Monday, September 24, 2007

Blitzkreig Book Reviews: The Children Are Manipulative Little Shits Edition

A quick round up of some cool books I've turned up in the course of the weeding project. I've got two presentations to set up based on the books I've encountered--one for good books for book report and another titled "I Read This When I Was Young!" with selections from all the staff.

Junie B. Jones Loves Handsome Warren by Barbara Park--I don't get the parents who are up in arms about Junie's boisterous nature and poor grammar. It's all good fun, people. Even little kids deserve some escapism in their reading. However, check out the smoothest piece of friendship manipulation since Frances got her tea set back from Thelma as Junie convinces Lucille that mutual crush Warren could not possibly be interested in a clod like her. Miss M. and I both like Junie as we were bouncy, goofy girls when we were young.

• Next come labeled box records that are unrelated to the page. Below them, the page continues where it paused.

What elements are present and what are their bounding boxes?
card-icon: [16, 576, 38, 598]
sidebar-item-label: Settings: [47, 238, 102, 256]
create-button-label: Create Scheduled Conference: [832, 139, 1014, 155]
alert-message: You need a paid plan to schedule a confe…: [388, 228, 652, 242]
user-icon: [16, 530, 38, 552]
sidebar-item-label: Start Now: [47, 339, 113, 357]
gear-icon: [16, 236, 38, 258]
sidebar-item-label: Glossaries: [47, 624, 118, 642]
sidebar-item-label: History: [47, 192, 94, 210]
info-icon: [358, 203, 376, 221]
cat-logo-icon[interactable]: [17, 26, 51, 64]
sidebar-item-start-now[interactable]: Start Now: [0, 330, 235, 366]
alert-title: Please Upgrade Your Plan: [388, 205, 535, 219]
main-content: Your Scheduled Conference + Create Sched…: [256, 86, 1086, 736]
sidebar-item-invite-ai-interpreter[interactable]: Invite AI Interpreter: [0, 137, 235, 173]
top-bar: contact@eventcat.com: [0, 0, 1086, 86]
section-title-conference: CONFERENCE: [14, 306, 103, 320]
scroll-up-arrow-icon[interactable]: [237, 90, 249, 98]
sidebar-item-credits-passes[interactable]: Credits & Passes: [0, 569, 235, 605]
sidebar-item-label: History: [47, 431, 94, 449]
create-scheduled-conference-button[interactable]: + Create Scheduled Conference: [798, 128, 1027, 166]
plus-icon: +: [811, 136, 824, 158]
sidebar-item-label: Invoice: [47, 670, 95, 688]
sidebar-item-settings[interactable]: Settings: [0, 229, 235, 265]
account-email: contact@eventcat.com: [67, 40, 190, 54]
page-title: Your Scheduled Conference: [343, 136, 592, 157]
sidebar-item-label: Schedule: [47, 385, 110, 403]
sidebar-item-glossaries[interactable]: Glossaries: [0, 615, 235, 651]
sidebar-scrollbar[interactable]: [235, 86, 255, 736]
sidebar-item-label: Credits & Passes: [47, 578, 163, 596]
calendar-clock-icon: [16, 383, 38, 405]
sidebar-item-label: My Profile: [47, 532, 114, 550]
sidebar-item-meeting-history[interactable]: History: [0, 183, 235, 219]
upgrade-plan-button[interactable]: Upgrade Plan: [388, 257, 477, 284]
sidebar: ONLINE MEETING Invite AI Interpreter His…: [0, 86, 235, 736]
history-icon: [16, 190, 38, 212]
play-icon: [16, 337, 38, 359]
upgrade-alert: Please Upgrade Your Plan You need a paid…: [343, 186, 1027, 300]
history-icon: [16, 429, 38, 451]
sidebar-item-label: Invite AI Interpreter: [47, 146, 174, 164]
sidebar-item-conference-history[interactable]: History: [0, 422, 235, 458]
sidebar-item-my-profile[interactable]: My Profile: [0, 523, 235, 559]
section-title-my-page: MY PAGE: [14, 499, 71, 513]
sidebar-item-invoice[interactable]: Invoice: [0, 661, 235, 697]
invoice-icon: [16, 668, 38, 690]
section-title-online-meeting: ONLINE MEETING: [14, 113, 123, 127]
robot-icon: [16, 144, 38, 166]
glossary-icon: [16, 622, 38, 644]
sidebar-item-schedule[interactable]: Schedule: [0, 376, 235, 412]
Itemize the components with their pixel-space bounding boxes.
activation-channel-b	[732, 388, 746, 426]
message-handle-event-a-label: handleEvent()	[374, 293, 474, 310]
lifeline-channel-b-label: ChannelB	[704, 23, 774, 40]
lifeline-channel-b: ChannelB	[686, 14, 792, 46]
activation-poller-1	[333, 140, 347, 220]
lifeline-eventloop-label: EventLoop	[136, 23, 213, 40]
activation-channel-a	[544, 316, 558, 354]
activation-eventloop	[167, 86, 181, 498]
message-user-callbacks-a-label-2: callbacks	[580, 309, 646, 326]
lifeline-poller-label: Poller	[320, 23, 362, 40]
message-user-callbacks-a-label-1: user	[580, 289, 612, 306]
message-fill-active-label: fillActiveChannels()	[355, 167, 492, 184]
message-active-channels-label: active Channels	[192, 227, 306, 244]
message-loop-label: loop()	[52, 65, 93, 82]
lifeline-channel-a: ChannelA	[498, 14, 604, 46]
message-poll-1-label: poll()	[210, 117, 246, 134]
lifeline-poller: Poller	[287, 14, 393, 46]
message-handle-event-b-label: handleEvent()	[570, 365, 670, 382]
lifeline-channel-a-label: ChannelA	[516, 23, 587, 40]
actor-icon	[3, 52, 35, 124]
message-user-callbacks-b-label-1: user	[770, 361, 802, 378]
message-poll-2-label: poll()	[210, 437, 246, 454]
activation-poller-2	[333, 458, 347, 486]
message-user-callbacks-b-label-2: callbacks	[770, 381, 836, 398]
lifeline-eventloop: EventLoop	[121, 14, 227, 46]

Jennifer, Hecate, Macbeth, William McKinley, and Me, Elizabeth by E.L. Koingsburg--Apparently, when you're the new kid in town it's the best time to be all mysterious and find someone to bend to your will. Elizabeth is a good girl who encounters Jennifer, new girl who claims witchcraft powers. She's certainly mysterious and spooky, and she offers to train Elizabeth, thereby setting up a fun series of challenges as she leads the credulous Elizabeth through hell. Elizabeth is slow on the uptake, but when she finally figures shit out and calls Jennifer on her bullshit, it is great. And then makes her be her friend.

The Great Brain by John D. Fitzgerald--I loved this series as a kid, and I was laughing out loud rereading this at the Diner on Clifton. I got involved in a huge discussion with an old lady about it. J.D. is the youngest boy in a Catholic family in Mormon dominated Utah. His older brother Tom, aka The Great Brain, is the sort of kid we call pure Irish in my family--always got the angles covered, living a bit outside the rules, looking to make a buck. He's the craftiest kid in town but doesn't do too bad by others as he embarks on his schemes, which range from selling chances to check out the first indoor toilet in town, giving the crippled kid his self-esteem back and the ability to do all his chores, and saving kids lost in a cave. Tom's hero status is always tarnished by his venial nature and his willingness to exploit the easily duped J.D. Ha! I love a bad boy!